What made me nervous was the question headlining this blog post: can I be myself? I don’t mean to suggest that I am somehow Korean or Korean American, or that I can ever really grasp that experience; far from it. I mean rather that my nervousness and hesitation was due to the uncertainty of whether it was okay to bring this tiny element of Korean culture into worship. This perhaps should not have been my preoccupation. Perhaps I should be worried that I’ve transgressed by taking too much liberty with a culture not my own. But in that moment of choosing to sing, my decision was not one of political or cultural calculation. It was a decision of worship. It was a moment when I momentarily let slip the studied ways I’ve avoided disturbing the cultural milieu of the English congregation and choose rather to be myself. The striking irony is that it was through the medium of a Korean worship melody.

In traditional Black preaching, the sermon is a dialogue between the minister and the congregation.
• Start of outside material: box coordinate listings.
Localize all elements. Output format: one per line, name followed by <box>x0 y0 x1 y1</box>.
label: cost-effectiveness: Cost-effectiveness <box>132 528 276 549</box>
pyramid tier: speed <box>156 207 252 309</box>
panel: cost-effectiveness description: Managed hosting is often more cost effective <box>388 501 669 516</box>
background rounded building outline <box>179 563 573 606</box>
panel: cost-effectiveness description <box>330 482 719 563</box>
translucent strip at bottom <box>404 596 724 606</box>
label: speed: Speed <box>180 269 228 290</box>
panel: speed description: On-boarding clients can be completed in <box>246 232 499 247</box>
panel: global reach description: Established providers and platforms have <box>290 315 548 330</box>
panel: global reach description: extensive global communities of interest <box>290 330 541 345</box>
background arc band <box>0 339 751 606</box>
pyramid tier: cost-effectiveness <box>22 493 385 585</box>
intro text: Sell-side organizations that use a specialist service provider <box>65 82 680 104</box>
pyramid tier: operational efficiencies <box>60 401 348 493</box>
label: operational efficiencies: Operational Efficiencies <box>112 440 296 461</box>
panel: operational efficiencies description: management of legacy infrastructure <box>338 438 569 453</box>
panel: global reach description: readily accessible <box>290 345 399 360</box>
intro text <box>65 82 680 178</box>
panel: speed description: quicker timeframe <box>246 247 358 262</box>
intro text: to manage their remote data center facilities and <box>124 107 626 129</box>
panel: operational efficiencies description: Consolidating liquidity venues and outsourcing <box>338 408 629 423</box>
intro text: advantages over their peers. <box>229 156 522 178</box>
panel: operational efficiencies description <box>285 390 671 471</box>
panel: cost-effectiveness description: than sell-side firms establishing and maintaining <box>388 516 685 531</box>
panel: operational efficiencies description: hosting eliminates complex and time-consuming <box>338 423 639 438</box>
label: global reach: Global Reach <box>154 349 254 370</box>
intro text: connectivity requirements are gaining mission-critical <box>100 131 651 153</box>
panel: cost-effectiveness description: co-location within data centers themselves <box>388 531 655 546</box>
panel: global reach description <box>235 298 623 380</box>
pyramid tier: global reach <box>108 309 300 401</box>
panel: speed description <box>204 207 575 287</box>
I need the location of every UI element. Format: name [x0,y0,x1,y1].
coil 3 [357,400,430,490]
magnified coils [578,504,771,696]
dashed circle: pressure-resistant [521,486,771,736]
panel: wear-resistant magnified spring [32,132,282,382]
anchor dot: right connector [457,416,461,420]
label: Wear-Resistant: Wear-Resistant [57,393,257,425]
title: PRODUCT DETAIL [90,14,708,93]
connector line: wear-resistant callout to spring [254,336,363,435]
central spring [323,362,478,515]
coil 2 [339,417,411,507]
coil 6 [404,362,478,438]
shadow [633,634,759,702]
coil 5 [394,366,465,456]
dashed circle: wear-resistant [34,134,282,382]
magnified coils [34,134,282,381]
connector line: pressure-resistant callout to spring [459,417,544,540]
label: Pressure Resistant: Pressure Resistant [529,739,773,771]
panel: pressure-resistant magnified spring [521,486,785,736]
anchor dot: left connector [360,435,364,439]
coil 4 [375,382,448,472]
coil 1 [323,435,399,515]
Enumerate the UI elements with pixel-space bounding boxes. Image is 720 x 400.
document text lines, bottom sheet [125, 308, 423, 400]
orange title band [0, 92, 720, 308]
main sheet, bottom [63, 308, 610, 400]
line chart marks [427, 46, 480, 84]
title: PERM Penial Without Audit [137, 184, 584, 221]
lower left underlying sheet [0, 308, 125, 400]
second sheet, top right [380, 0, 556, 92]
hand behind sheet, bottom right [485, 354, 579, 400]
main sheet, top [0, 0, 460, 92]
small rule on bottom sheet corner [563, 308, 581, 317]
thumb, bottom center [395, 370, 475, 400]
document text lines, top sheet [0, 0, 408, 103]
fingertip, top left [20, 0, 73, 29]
It isn’t unusual for a preacher to ask as he builds into the heart of his message, “Can I be myself?” only to hear back the affirmation of the crowd. In my own preaching, it is a phrase I often use. At the heart of the question is the philosophical and even psychological posture of the Black church as a whole. The church was and remains the place where Black people could, “be themselves” without the necessary and tiring mental gymnastics, emotional resolve, and cultural contortion needed to live with peace and dignity in a world dominated by White society. At church, in worship, and in the community of God, you could simply be yourself; you could be Black.

The question that continues to haunt me from my moment of singing nervousness two weeks ago is whether church is or can be a place for Asian Americans to be themselves. It is troubling to me that singing a Korean song in Korean at a Korean church during the mostly Korean American 2nd generation worship service would be something exceptional. That it was done by the only non-Korean in attendance is merely icing on the moldy cake. The song is of course, only a symbol of the larger concern. To put it in terms of my own ethno-cultural background, if I cannot preach, pray, sing, and worship like a Black man (whatever that means) at a Black church, where else can I go? If I cannot be “Black” here, where then can I? I believe Asian Americans need to be asking and answering the same question.

Not to put too fine a point on it, or too paint too broadly with inadequate strokes, but my experiences in ministry point me to a sad observation. Often Black students (and others, but I’ll stick with Black folks for now) who have had the most difficult experiences growing up of “not being Black enough” or “trying to be White” are usually the ones most resistant to being involved in ethnic specific ministry for obvious reasons. They are the ones to most often push for multiethnicity and diversity, or who will want to join all White groups where the focus is “not on race.” They are also the ones who ultimately benefit most from being in a Black group where they are challenged to embrace both the beauty and pain of their ethnic identity and see it redeemed in light of the gospel. I suspect the same might be true for many Asian Americans for whom the grail of multiethnicity is just an easy way out.